Unternehmen helfen einander durch unbürokratische Arbeitnehmerüberlassung

Unternehmen helfen einander durch unbürokratische Arbeitnehmerüberlassung

Im Zuge der Corona-Pandemie müssen viele Betriebe in Schleswig-Holstein ihren Betrieb einstellen oder zumindest einschränken. Viele beantragen zur Zeit Kurzarbeitergeld, um diese schwierige Zeit überbrücken zu können und es ist damit zu rechnen, dass in Kürze auch Beschäftigte ihren Arbeitsplatz verlieren werden. Auf der anderen Seite stehen Unternehmen, die aktuell händeringend Arbeitskräfte suchen, um durch ihre Tätigkeit die grundlegende Versorgung der Bevölkerung aufrecht zu erhalten.

Eine mögliche Alternative, insbesondere mit dem Ziel, nach der Krise mit bewährtem Personal wieder zügig durchstarten zu können, ist die Überlassung des eigenen Personals an Betriebe, die akuten Personalbedarf haben (sogenannte Arbeitnehmerüberlassung). Arbeitnehmerüberlassung bedeutet, dass ein Arbeitnehmer von einem Arbeitgeber einem Dritten gegen Entgelt und für eine begrenzte Zeit überlassen wird.
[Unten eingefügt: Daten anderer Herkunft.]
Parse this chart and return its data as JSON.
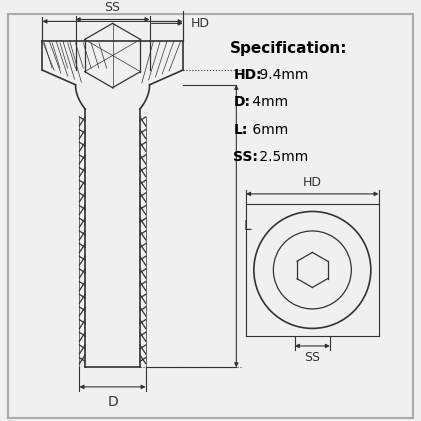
{
  "bg_color": "#f0f0f0",
  "line_color": "#333333",
  "spec_title": "Specification:",
  "spec_lines": [
    {
      "bold": "HD:",
      "normal": " 9.4mm"
    },
    {
      "bold": "D:",
      "normal": " 4mm"
    },
    {
      "bold": "L:",
      "normal": " 6mm"
    },
    {
      "bold": "SS:",
      "normal": " 2.5mm"
    }
  ],
  "dim_labels": {
    "SS": "SS",
    "HD": "HD",
    "D": "D",
    "L": "L"
  }
}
Voraussetzungen hierfür sind

1. Die betroffenen Arbeitnehmenden haben der Überlassung zugestimmt

2. Das Unternehmen will nicht dauerhaft als Arbeitnehmerüberlasser tätig sein

3. Die einzelne Überlassung erfolgt zeitlich begrenzt auf die aktuelle Krisensituation

Aufgrund der aktuellen Corona-Situation gibt es neben landwirtschaftlichen Betrieben auch andere Unternehmen, z.B. in der Produktion von Sanitätsgütern, dem Lebensmittelhandel, dem Gesundheitswesen und der Logistik, die dringend auf personelle Hilfe angewiesen sind.

Die Fachkräfte-Initiative (FI.SH) bieten Unternehmen in Schleswig-Holstein die Möglichkeit, zum einen akute Personalbedarfe branchenunabhängig auf ihrem Portal „Kurzfristiger Branchenwechsel“ zu inserieren, dort zum anderen auch akute Personalüberhänge zu kommunizieren und somit der Kurzarbeit oder weiteren Maßnahmen der Personalfreisetzung zuvorzukommen. Ziel ist es, beide Parteien auf diesem Weg zusammenzubringen und zur Arbeitnehmerüberlassung zu motivieren.

Aufgrund der aktuellen Situation kann unbürokratisch auf eine zeitlich begrenzte Arbeitnehmerüberlassung zurückgegriffen werden, ohne dass eine Meldung bei der Bundesagentur für Arbeit erfolgen muss.